The possibilities, with the Salzburg Festival’s cachet and budget of nearly 60 million euros ($61.5 million), are extensive. This year, it has meant bringing the Monteverdi Choir to the Kollegienkirche for the brief but exquisite Carissimi oratorio “Jephte”; a pickup ensemble including Kopatchinskaja for Giya Kancheli’s “Exil,” from the 1990s and now unimaginable in a space without that church’s acoustics; and, on that same program, the Tallis Scholars making a cameo appearance in 16th-century music by Orlande de Lassus.
It has meant one-night-only performances of Josef Myslivecek’s “Abraham ed Isacco,” an oratorio with turns of phrase that prefigure Mozart, by Collegium 1704; Honegger’s “Jeanne d’Arc au Bûcher,” with a magnetic Irène Jacob as the heroine and a tireless Maxime Pascal on the podium; Levit in Paul Dessau’s tintinnabulary “Guernica” and Hartmann’s doleful, trudging “27. April 1945” sonata (just the first part of a concert that also included the Hagen Quartet in Shostakovich’s String Quartet No. 8 and the MusicAeterna Choir in Shnittke’s Requiem for Soloists, Mixed Choir and Instruments).

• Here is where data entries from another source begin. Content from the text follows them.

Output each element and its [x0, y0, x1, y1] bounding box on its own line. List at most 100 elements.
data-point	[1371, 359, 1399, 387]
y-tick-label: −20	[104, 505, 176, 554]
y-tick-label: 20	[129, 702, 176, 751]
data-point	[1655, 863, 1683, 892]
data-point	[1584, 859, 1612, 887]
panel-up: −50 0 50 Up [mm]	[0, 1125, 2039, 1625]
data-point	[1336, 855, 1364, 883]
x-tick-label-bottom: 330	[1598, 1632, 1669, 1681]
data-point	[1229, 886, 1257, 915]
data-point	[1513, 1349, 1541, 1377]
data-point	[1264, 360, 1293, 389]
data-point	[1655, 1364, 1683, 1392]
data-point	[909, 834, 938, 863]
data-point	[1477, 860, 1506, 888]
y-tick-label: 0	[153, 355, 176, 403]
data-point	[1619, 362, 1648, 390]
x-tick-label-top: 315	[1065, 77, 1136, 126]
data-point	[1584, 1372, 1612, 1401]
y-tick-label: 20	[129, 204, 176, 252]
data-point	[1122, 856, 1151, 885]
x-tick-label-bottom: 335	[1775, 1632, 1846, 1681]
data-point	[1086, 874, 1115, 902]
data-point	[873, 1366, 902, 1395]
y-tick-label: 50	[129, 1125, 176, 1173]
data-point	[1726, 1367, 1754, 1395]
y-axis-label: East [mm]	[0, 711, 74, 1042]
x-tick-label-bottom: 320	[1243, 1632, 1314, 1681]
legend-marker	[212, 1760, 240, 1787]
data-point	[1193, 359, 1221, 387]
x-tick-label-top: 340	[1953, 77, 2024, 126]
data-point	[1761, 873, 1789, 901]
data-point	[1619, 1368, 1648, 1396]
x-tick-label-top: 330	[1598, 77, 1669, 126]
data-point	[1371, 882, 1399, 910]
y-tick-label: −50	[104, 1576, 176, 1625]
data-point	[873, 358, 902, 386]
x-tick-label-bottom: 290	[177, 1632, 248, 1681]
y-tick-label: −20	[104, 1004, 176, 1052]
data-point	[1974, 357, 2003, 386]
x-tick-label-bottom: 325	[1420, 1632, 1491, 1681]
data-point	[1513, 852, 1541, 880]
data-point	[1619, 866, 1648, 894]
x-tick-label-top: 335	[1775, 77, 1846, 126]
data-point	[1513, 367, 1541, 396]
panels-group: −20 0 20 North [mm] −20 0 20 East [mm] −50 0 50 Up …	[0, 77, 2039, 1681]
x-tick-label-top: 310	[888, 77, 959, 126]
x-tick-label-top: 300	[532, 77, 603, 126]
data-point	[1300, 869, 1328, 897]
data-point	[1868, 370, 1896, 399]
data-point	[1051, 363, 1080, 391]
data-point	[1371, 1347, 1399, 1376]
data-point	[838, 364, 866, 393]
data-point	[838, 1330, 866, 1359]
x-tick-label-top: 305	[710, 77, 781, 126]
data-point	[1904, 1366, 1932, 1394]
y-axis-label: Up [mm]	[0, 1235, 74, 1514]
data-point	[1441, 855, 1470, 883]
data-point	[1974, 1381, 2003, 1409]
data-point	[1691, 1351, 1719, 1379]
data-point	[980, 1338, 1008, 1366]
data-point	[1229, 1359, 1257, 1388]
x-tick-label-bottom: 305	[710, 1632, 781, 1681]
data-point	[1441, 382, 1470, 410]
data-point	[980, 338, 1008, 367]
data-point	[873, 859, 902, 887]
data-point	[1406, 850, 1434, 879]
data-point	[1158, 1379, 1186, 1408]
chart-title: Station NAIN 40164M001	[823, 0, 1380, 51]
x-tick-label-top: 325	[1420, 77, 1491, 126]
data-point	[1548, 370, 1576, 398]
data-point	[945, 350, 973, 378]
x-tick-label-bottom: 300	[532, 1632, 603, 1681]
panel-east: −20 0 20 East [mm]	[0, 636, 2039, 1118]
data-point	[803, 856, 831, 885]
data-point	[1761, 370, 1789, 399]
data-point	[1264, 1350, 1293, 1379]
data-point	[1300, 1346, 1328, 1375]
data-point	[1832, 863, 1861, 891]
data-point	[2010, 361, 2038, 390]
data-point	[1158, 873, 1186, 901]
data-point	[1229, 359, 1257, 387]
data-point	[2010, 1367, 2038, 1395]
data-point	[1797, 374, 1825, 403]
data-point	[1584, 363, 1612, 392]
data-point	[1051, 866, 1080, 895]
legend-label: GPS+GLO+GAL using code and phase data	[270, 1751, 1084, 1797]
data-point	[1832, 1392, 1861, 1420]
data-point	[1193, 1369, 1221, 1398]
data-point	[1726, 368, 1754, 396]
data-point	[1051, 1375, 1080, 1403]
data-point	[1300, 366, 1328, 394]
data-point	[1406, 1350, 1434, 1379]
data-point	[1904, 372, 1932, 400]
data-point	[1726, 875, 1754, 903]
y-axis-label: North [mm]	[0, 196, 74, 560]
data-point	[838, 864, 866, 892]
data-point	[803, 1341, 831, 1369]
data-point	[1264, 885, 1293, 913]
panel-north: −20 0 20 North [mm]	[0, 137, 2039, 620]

Some programs were mercifully given two performances, like the “Messiah,” sublimely intimate with agile soloists joined by Le Concert des Nations and La Capella Nacional de Catalunya. The visual artist Shirin Neshat, who is back in Salzburg to restage her “Aida” from 2017, screened four works — on a spectrum from subversive to shallow — at the Kollegienkirche, which attracted an audience not typically seen at concerts there. And, as part of the festival’s homage to the living composer Wolfgang Rihm, his 1979 chamber opera “Jakob Lenz” was given a welcome showing, with terrifying intensity and utter commitment from Le Balcon, under Pascal, and its phenomenal Lenz, the Austrian baritone Georg Nigl.
If this sounds a bit overwhelming, it is. (Imagine being Hinterhäuser and Wiegand, who were spotted at every performance.) But for fans of classical music — especially the most curious among them — it doesn’t get much more fulfilling than the Ouverture Spirituelle.
As it heads into its second decade, Wiegand said, the series can promise more of the same — at least through 2026. That’s when Hinterhäuser’s contract expires. “The plan until then is to continue with the themes,” Wiegand added. “Then, we see what comes next.”